The choreography of the entire play was beyond belief and I found it thrilling to watch and for me it only added to the beauty of The Bards words.
I was recently with Dr Ross Prior at the 3rd year actor’s showcase. He described the university conservatoire way of teaching. With combat skills and ballet classes mentioned, I never thought I would see them so perfectly combined on stage.
I know I have picked out just a few names for mention but this is only because of space and memory. Each and every player in this epic performance should hold his or her head up high as they were all amazing. So many of them played multiple parts and how they remembered their fight moves, their nuances and their intensity is truly admirable.
Trudy A Bell, you are a gifted director and it is obvious, like a true leader your “troops” would follow you to hell and back. I have no doubt that when presented with this version of the Scottish Play, they had to suspend disbelief and trust you to show them just what they could do. Well they did it and I know how proud you are of each of them.

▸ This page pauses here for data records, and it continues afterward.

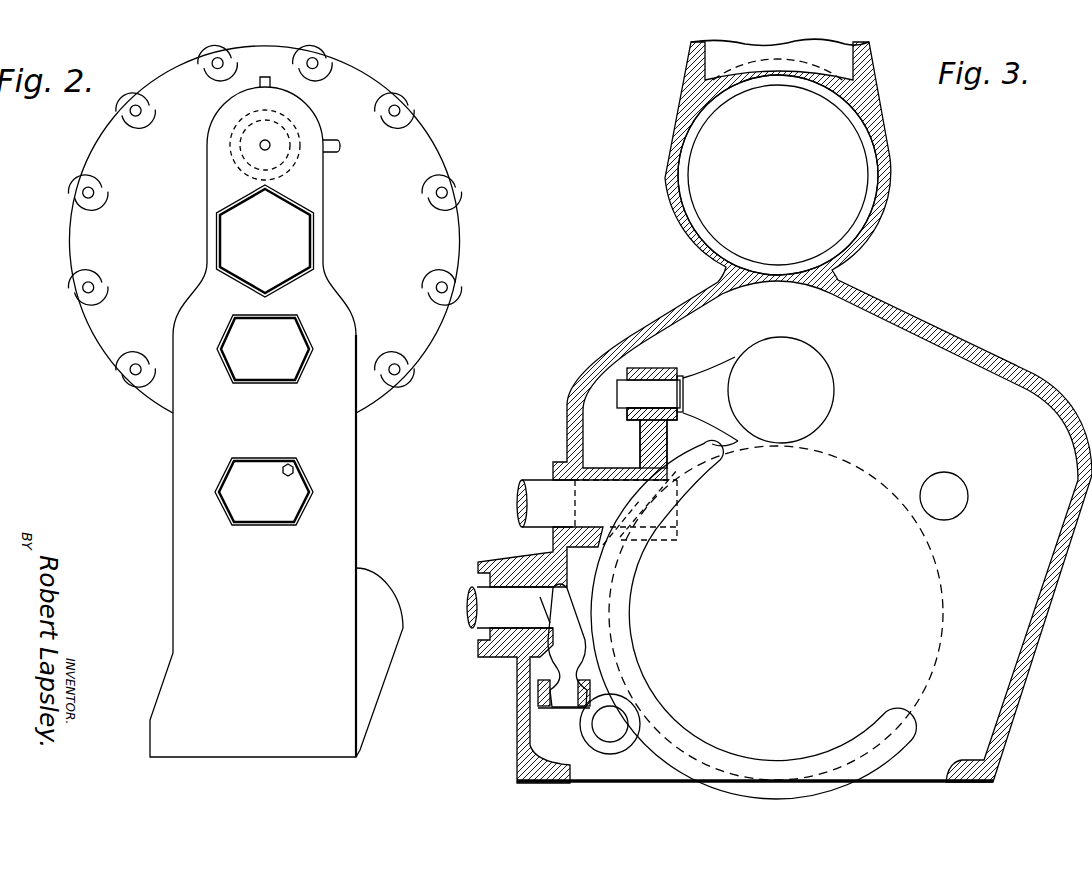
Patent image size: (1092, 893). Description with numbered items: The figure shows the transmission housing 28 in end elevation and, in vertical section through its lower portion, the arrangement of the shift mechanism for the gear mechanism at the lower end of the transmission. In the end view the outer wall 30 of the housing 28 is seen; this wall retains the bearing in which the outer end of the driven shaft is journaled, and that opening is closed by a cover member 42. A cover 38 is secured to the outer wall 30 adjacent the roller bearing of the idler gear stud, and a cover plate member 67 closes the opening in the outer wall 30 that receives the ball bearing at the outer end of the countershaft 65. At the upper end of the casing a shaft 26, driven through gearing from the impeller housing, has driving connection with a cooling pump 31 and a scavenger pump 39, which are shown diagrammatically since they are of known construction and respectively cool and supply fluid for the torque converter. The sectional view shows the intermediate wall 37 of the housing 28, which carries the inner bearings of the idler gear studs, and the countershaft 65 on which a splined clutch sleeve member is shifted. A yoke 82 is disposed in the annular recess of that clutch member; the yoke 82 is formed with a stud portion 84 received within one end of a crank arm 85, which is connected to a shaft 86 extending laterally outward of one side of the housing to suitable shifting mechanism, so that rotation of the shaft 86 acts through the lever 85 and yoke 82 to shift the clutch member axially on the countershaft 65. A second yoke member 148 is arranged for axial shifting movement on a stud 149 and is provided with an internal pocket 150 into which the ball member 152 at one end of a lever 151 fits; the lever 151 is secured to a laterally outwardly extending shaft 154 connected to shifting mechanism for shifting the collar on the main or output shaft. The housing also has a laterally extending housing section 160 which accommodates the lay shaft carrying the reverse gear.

In FIG. 2, the shaft 26 is at (268, 147).
In FIG. 2, the transmission housing 28 is at (422, 150).
In FIG. 2, the outer wall 30 is at (202, 297).
In FIG. 2, the cooling pump 31 is at (233, 140).
In FIG. 2, the cover 38 is at (237, 367).
In FIG. 2, the scavenger pump 39 is at (292, 128).
In FIG. 2, the cover member 42 is at (303, 232).
In FIG. 2, the cover plate member 67 is at (253, 515).
In FIG. 2, the laterally extending housing section 160 is at (375, 590).
In FIG. 3, the laterally extending housing section 160 is at (1028, 398).
In FIG. 3, the intermediate wall 37 is at (668, 157).
In FIG. 3, the countershaft 65 is at (818, 380).
In FIG. 3, the yoke 82 is at (715, 367).
In FIG. 3, the stud portion 84 is at (625, 388).
In FIG. 3, the crank arm 85 is at (648, 368).
In FIG. 3, the shaft 86 is at (530, 487).
In FIG. 3, the yoke member 148 is at (627, 637).
In FIG. 3, the stud 149 is at (617, 717).
In FIG. 3, the internal pocket 150 is at (553, 710).
In FIG. 3, the lever 151 is at (570, 630).
In FIG. 3, the ball member 152 is at (570, 690).
In FIG. 3, the shaft 154 is at (478, 618).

Steve Banks, Nancy Bean, Sam Billy Behan, Leanne Dallman, Zoe Davey, Chloe Emery, Dale Endacott, Kate Fenwick, Catherine Garlick, Matt Hirst, Sarah Kirk, Ryan McGown, Hannah Mitchell, Julie-Louise Nolan, Sophie Poyntz-Lloyd, Rachel Sherbourne, Sam Skinner, Jack Smith, Ben Stacey and Riley Stephen step forward and take a bow. There was a standing ovation for you last night. It was for each and every one of you and so very much deserved.
Thank you for such a wild ride last night. This is how Shakespeare should be: alive, exciting and innovative. I loved it!
As an aside, I recently had the pleasure of seeing the Kenneth Branagh National Theatre production of Macbeth. I paid to see it twice. If last night’s performance had not been the last, I would be back at the box office begging for another ticket!